When it comes to traditional finance and blockchain, many banks are making their first forays by joining consortia. Banking-focused R3CEV (R3), Hyperledger, and Enterprise Ethereum Alliance (EEA) are just a few such consortiums attracting the interest of banks and other financial institutions.
Not all banks are quite so trepidatious, however. JPMorgan has its own internal blockchain team along with its own blockchain infrastructure called Quorum. Based on the Ethereum blockchain, Quorum is specifically designed for financial services transactions. In October 2017, the financial giant launched a blockchain-based inter-bank payment platform called the Interbank Information Network.
The Royal Bank of Canada (RBC) has been trialing blockchain in cross-border fund transfers with “Project Jasper,” which includes R3 and Deloitte Canada. They have also conducted trials with prominent blockchain firm Ripple since 2016 or earlier.
American Express registered a patent for a new customer rewards program that uses blockchain for record-keeping and cryptocurrency for reward points. In November, they also announced using Ripple to help corporate clients send funds from U.S. banks to U.K. Santander branches.
Visa unveiled the project of its blockchain-based business-to-business payments service called “B2B Connect.” The platform was first announced in 2016 and is developed in partnership with Chain, an enterprise-focused Blockchain infrastructure platform.

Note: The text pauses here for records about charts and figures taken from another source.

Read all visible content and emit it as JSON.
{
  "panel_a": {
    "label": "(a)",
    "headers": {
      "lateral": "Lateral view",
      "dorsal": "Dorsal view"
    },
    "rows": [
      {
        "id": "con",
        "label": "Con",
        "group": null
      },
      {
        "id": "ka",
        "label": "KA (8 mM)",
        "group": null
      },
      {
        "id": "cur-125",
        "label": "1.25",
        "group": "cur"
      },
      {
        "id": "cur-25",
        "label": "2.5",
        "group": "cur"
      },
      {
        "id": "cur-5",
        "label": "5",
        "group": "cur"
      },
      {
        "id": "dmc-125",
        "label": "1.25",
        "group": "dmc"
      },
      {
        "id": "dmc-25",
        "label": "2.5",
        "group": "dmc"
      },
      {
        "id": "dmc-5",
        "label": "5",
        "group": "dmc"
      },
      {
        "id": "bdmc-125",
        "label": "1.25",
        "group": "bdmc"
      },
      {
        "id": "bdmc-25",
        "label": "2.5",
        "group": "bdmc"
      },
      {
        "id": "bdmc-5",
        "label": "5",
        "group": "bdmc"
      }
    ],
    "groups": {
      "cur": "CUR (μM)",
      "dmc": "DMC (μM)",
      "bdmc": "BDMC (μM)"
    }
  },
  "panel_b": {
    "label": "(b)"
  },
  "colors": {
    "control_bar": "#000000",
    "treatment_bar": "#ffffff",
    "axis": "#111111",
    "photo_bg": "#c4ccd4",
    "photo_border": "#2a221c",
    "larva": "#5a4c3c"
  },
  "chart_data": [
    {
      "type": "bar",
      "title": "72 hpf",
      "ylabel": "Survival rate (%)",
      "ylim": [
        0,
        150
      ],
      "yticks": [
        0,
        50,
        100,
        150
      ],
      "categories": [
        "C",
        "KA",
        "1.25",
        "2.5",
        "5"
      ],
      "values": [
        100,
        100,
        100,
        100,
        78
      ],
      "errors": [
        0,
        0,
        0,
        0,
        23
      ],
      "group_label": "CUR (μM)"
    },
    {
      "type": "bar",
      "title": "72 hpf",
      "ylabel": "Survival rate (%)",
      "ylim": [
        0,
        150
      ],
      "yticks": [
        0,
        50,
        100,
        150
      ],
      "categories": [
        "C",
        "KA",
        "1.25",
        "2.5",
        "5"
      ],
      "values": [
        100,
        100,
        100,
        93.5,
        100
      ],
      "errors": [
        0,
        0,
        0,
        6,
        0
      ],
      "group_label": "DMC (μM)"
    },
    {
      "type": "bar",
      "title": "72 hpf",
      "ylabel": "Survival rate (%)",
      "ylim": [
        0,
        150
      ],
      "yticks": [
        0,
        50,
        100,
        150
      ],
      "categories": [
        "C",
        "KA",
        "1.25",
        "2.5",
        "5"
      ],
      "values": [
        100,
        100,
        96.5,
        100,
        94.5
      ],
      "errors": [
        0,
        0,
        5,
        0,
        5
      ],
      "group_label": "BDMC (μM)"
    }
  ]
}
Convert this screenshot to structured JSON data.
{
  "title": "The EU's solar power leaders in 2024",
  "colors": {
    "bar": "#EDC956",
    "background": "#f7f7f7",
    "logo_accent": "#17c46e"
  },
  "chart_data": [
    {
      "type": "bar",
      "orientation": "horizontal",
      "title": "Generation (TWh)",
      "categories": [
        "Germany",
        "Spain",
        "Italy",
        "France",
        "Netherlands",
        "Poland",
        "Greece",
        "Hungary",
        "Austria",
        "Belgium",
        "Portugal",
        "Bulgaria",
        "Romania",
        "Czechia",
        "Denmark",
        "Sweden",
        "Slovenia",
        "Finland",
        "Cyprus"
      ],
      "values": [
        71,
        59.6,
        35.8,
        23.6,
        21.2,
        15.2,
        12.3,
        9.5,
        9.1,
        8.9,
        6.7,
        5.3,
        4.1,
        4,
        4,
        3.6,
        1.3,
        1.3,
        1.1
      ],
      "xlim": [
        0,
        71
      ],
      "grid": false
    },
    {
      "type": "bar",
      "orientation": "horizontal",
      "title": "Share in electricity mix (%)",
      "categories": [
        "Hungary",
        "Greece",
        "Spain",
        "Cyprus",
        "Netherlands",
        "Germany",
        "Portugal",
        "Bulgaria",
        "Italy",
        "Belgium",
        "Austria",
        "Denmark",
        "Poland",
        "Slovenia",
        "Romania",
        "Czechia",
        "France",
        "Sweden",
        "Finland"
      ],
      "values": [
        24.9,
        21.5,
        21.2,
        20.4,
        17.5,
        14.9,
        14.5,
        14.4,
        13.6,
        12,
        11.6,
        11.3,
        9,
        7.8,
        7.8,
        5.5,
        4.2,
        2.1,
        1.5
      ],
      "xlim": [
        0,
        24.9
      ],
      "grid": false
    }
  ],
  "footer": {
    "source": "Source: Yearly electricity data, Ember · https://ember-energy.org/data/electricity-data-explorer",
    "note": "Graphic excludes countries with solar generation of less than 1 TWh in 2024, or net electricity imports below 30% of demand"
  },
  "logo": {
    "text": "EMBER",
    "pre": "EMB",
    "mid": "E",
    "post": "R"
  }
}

MasterCard also registered a patent in May 2016 for faster blockchain-based payments processing for merchants. And last year they registered a new patent for the blockchain-based storage of payment histories between vendors and customers.
While blockchain has been slower to be adopted than originally anticipated, real progress has been made, focusing on the easiest and most obvious fits first. It will take time before blockchain technology disrupts every industry, but it is inching its way along. The use cases for blockchain technology have, thus far, proven to be promising. Authentication, transparency, inventory tracking, dispute resolution, invoicing and payment solutions – not a bad start for a technology that really only just getting started.